“Creer en la Naturaleza es peor que creer en Dios”. Esta frase aparecía destacada en un artículo de Darío Prieto aparecido en ‘El Mundo’ (31-05-2019) que daba cuenta de ‘El jardín de los delirios’, un libro de Ramón del Castillo, profesor de Filosofía de la UNED, que aborda con humor la cuestión ecológica.
En el artículo se hablaba de cómo “la ecología se practica como un culto. Y el culto a la Naturaleza crece conforme decrece el culto a la humanidad”. Como ejemplo se mencionaba que en ‘National Geographic’ se califica continuamente a la red de parques naturales de Estados Unidos como “lugares sagrados”. “La gente que ya no cree en Dios ni en la humanidad se va al Gran Cañón como si fuera una catedral gótica”.
Es sabido que las religiones del Próximo Oriente antiguo divinizaban la naturaleza, o al menos algunos aspectos de ella. Así, por ejemplo, en la cosmogonía de Heliópolis, en Egipto, el cielo es la diosa Geb, mientras que la tierra es el dios Nut. En las representaciones iconográficas se dibuja a Geb como una mujer desnuda cuyo cuerpo arqueado y lleno de estrellas es figura del cielo nocturno.

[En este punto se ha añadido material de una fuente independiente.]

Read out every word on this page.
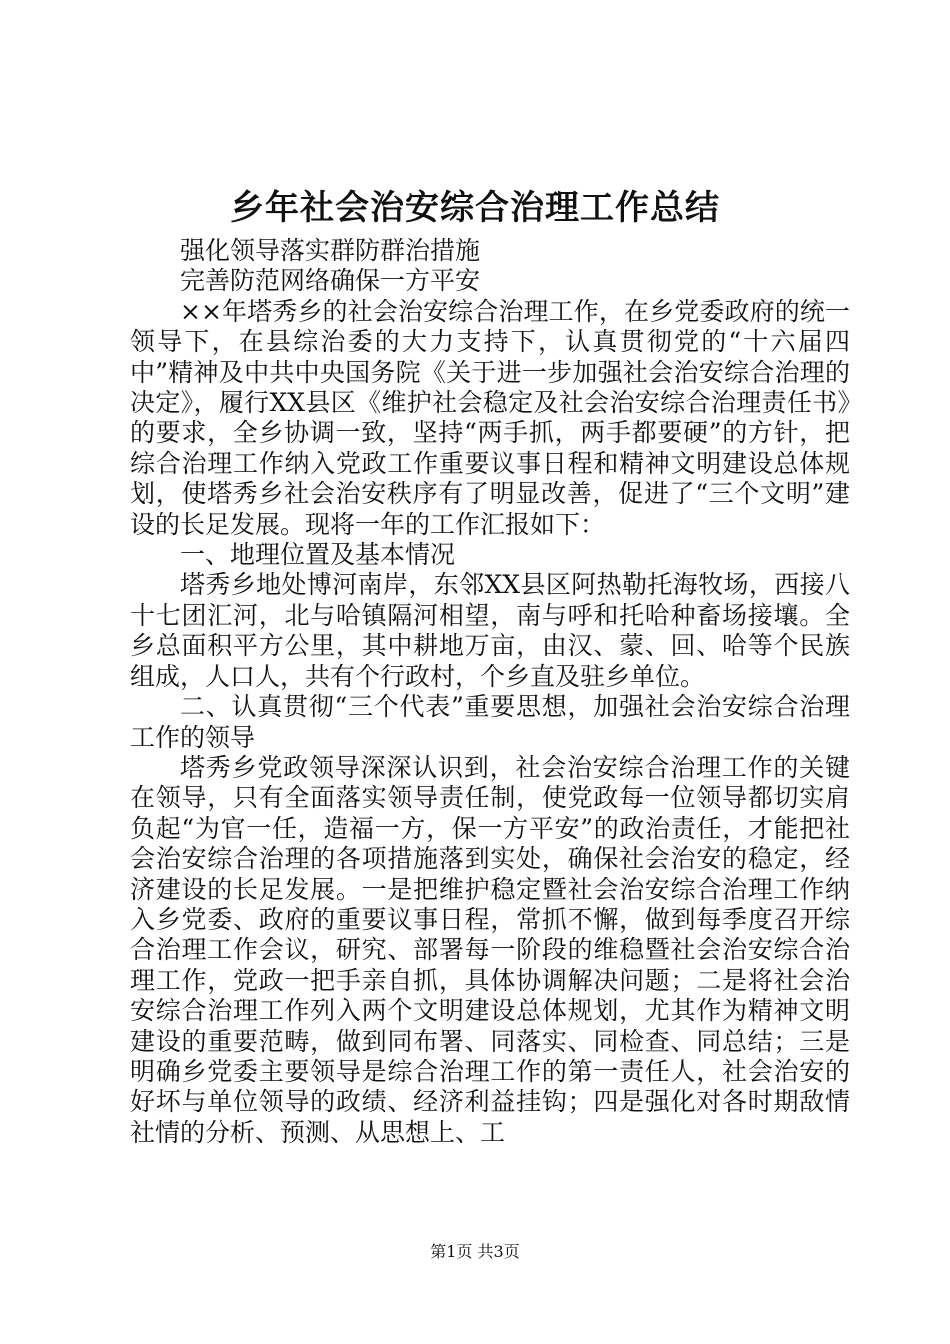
乡年社会治安综合治理工作总结

强化领导落实群防群治措施

完善防范网络确保一方平安

××年塔秀乡的社会治安综合治理工作，在乡党委政府的统一领导下，在县综治委的大力支持下，认真贯彻党的“十六届四中”精神及中共中央国务院《关于进一步加强社会治安综合治理的决定》，履行XX县区《维护社会稳定及社会治安综合治理责任书》的要求，全乡协调一致，坚持“两手抓，两手都要硬”的方针，把综合治理工作纳入党政工作重要议事日程和精神文明建设总体规划，使塔秀乡社会治安秩序有了明显改善，促进了“三个文明”建设的长足发展。现将一年的工作汇报如下：

一、地理位置及基本情况

塔秀乡地处博河南岸，东邻XX县区阿热勒托海牧场，西接八十七团汇河，北与哈镇隔河相望，南与呼和托哈种畜场接壤。全乡总面积平方公里，其中耕地万亩，由汉、蒙、回、哈等个民族组成，人口人，共有个行政村，个乡直及驻乡单位。

二、认真贯彻“三个代表”重要思想，加强社会治安综合治理工作的领导

塔秀乡党政领导深深认识到，社会治安综合治理工作的关键在领导，只有全面落实领导责任制，使党政每一位领导都切实肩负起“为官一任，造福一方，保一方平安”的政治责任，才能把社会治安综合治理的各项措施落到实处，确保社会治安的稳定，经济建设的长足发展。一是把维护稳定暨社会治安综合治理工作纳入乡党委、政府的重要议事日程，常抓不懈，做到每季度召开综合治理工作会议，研究、部署每一阶段的维稳暨社会治安综合治理工作，党政一把手亲自抓，具体协调解决问题；二是将社会治安综合治理工作列入两个文明建设总体规划，尤其作为精神文明建设的重要范畴，做到同布署、同落实、同检查、同总结；三是明确乡党委主要领导是综合治理工作的第一责任人，社会治安的好坏与单位领导的政绩、经济利益挂钩；四是强化对各时期敌情社情的分析、预测、从思想上、工

第1页 共3页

Asimismo, en la mitología mesopotámica, concretamente en el poema de la creación ‘Enuma elish’, el dios Marduk –dios nacional de Babilonia– crea el cielo con la mitad del cuerpo muerto de la diosa primigenia Tiamat, con la que ha mantenido un colosal combate. Es decir, el cielo no deja de ser una realidad divina, puesto que está hecho con “carne divina”.
Por el contrario, ya en la primera página de la Biblia observamos algunos detalles que apuntan a una evidente desacralización de la naturaleza. Así, la palabra hebrea para ‘firmamento’, ‘raqîa‘’, es un término que procede de un verbo cuyo significo es golpear una plancha; el cielo, pues, es entendido como una bóveda, algo ‘firme’ (firmamento) que sirve para separar las aguas superiores de las inferiores. Desde luego, nada divino.
Por otra parte, en el cuarto día de la creación, las obras que Dios hace son el sol, la luna y las estrellas. Pero sol y luna no son llamados con esos nombres, sino con un circunloquio: lumbrera mayor y lumbrera menor, subrayando así su dimensión práctica; su función es regir los tiempos, pero en absoluto son dioses, como en Babilonia.
Hay que cuidar la naturaleza y disfrutar ‘sosteniblemente’ de ella, pero la naturaleza no es Dios.